Now, if i is equal to 1, then I'll get x2 is equal to x1 times 2 minus 2.5 times x1, it's the same formula, except for that i is equal to 1 now.  I just found out my next estimate of the root, which is . . . of the root of the equation, x is equal to 1 divided by R, or the inverse of R, to be 0.375, then 2 minus 2.5 times 0.375, and this number here turns out to be 0.3984, that's what I get as the value of x2.  Let me conduct one more iteration, I'll get i equal to 2, x3 will turn out to be 0.3999, so I'm going to ask you to do that as homework. 

 

And you choose i equal to 3, you'll get x4 equal to 0.4000, again, I'm going to ask you to do that as homework.  And what you are finding out is that after four iterations you are getting the exact value of the inverse of 2.5, because 1 divided by 2.5 is equal to 0.4 exactly, right? You can do that in your calculator or just by hand, and after four iterations you are getting the exact value of the inverse of 2.5 within four significant digits there.

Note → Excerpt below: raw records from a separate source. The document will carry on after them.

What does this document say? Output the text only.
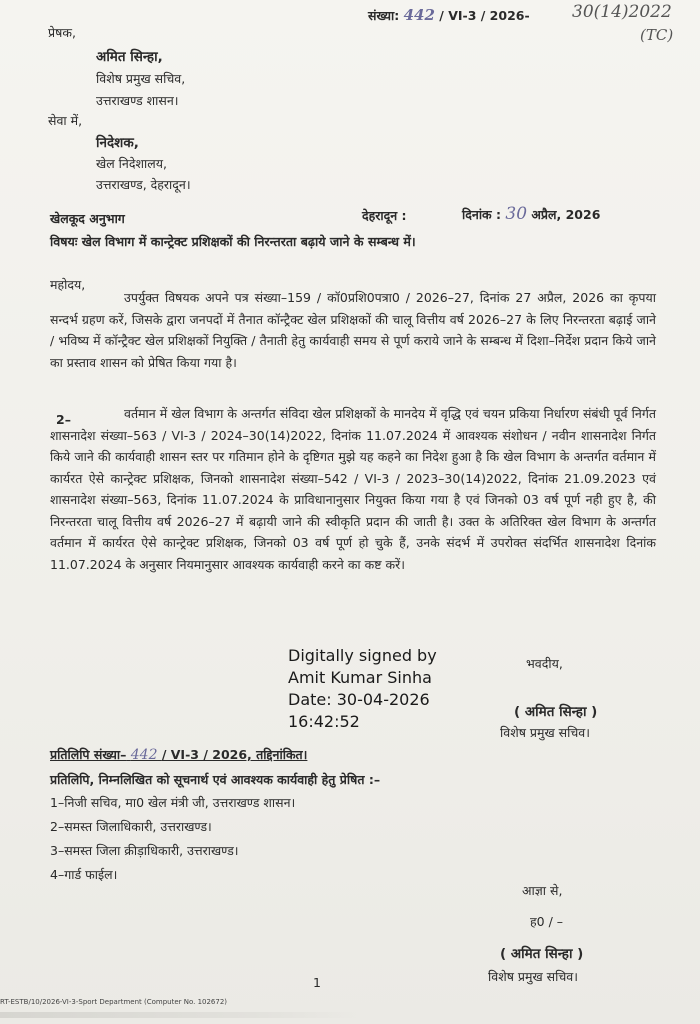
संख्या: 442 / VI-3 / 2026- 30(14)2022
(TC)
प्रेषक,
अमित सिन्हा,
विशेष प्रमुख सचिव,
उत्तराखण्ड शासन।
सेवा में,
निदेशक,
खेल निदेशालय,
उत्तराखण्ड, देहरादून।
खेलकूद अनुभाग	देहरादून :	दिनांक : 30 अप्रैल, 2026
विषयः खेल विभाग में कान्ट्रेक्ट प्रशिक्षकों की निरन्तरता बढ़ाये जाने के सम्बन्ध में।
महोदय,
उपर्युक्त विषयक अपने पत्र संख्या–159 / कॉ0प्रशि0पत्रा0 / 2026–27, दिनांक 27 अप्रैल, 2026 का कृपया सन्दर्भ ग्रहण करें, जिसके द्वारा जनपदों में तैनात कॉन्ट्रैक्ट खेल प्रशिक्षकों की चालू वित्तीय वर्ष 2026–27 के लिए निरन्तरता बढ़ाई जाने / भविष्य में कॉन्ट्रैक्ट खेल प्रशिक्षकों नियुक्ति / तैनाती हेतु कार्यवाही समय से पूर्ण कराये जाने के सम्बन्ध में दिशा–निर्देश प्रदान किये जाने का प्रस्ताव शासन को प्रेषित किया गया है।
2–	वर्तमान में खेल विभाग के अन्तर्गत संविदा खेल प्रशिक्षकों के मानदेय में वृद्धि एवं चयन प्रकिया निर्धारण संबंधी पूर्व निर्गत शासनादेश संख्या–563 / VI-3 / 2024–30(14)2022, दिनांक 11.07.2024 में आवश्यक संशोधन / नवीन शासनादेश निर्गत किये जाने की कार्यवाही शासन स्तर पर गतिमान होने के दृष्टिगत मुझे यह कहने का निदेश हुआ है कि खेल विभाग के अन्तर्गत वर्तमान में कार्यरत ऐसे कान्ट्रेक्ट प्रशिक्षक, जिनको शासनादेश संख्या–542 / VI-3 / 2023–30(14)2022, दिनांक 21.09.2023 एवं शासनादेश संख्या–563, दिनांक 11.07.2024 के प्राविधानानुसार नियुक्त किया गया है एवं जिनको 03 वर्ष पूर्ण नही हुए है, की निरन्तरता चालू वित्तीय वर्ष 2026–27 में बढ़ायी जाने की स्वीकृति प्रदान की जाती है। उक्त के अतिरिक्त खेल विभाग के अन्तर्गत वर्तमान में कार्यरत ऐसे कान्ट्रेक्ट प्रशिक्षक, जिनको 03 वर्ष पूर्ण हो चुके हैं, उनके संदर्भ में उपरोक्त संदर्भित शासनादेश दिनांक 11.07.2024 के अनुसार नियमानुसार आवश्यक कार्यवाही करने का कष्ट करें।
Digitally signed by
Amit Kumar Sinha
Date: 30-04-2026
16:42:52
भवदीय,
( अमित सिन्हा )
विशेष प्रमुख सचिव।
प्रतिलिपि संख्या– 442 / VI-3 / 2026, तद्दिनांकित।
प्रतिलिपि, निम्नलिखित को सूचनार्थ एवं आवश्यक कार्यवाही हेतु प्रेषित :–
1–निजी सचिव, मा0 खेल मंत्री जी, उत्तराखण्ड शासन।
2–समस्त जिलाधिकारी, उत्तराखण्ड।
3–समस्त जिला क्रीड़ाधिकारी, उत्तराखण्ड।
4–गार्ड फाईल।
आज्ञा से,
ह0 / –
( अमित सिन्हा )
विशेष प्रमुख सचिव।
1
RT-ESTB/10/2026-VI-3-Sport Department (Computer No. 102672)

So that is the power of using the Newton-Raphson method formula to find the inverse of a . . . inverse of a number, without having to resort to any kind of divide unit. 

 

It took us about four iterations to be able to do this, but, as I said that if you use a lookup table, it would have taken us much less number of iterations to be able to get as exact a value as we got here.  And that's the end of this segment.